Блабериды - [96]

Шрифт
Интервал

Мысль, что я не дышу, пришла позже. На уши давила вода. Моргал свет. Мысль о воздухе стала навязчивой. Если я рыба, нужно дышать жабрами. Но как? Как они это делают?

Едва я успел что-либо сообразить, внутри меня будто взорвалась вакуумная граната. Я попытался вдохнуть, ногрудная клетка стала расти и рвать стягивающие её нервы. Язык западал в глотку. Я видел лишь тусклые отблески и рванулся туда, где могла бы поверхность воды и за ней — воздух. Казалось, я плыву под понтоном: просветы сменялись темнотой.

Вдох получился таким резким, что отстрелило в поясницу. Ещё один. Приступ кашля. Я лежал у самого берега в илистой жиже, которую взбил ногами. Я выполз на берег и лег ничком. Трава с желтым цветком на ножке, вроде мать-и-мачехи, проросла у самой воды.

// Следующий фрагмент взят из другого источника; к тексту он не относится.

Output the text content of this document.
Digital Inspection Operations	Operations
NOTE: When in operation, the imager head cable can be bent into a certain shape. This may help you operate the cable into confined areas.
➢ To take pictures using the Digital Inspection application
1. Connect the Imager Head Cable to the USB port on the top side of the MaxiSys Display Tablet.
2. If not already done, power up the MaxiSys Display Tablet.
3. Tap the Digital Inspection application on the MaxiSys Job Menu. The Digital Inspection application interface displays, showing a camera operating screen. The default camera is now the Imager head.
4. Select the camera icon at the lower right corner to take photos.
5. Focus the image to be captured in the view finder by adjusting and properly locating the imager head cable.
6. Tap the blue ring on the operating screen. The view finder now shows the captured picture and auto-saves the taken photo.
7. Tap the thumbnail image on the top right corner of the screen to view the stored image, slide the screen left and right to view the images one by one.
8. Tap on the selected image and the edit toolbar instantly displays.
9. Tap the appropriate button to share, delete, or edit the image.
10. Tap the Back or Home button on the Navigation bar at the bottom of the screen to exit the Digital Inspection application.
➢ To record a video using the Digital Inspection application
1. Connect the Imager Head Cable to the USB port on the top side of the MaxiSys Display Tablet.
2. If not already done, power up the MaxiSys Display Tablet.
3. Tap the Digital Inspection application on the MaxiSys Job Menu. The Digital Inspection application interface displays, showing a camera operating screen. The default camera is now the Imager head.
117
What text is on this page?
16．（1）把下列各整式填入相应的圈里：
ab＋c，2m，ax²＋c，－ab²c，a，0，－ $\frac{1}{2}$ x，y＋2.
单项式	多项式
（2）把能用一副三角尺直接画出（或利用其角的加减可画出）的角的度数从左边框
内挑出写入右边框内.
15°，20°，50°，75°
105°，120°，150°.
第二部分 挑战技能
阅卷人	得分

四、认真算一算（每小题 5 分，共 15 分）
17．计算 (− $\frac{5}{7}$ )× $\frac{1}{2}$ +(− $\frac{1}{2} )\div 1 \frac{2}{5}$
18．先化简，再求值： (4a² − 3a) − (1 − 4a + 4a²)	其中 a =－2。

Я перемазался жижей. Подсыхая на спине, она стягивала её словно панцирем. Спина начала чесаться.

Я оглянулся на воду, попытался встать, но задохнулся и сел на корточки. От берега уходил желто-коричневый след. В толще воды клубилась грязь, пережевывая искры мелкой пыли. В воде плавала моя футболка. Она не всплывала. Наоборот, она шла вниз, точно тонула, и была словно надета на чьё-то невидимое тело. Скоро она исчезла совсем.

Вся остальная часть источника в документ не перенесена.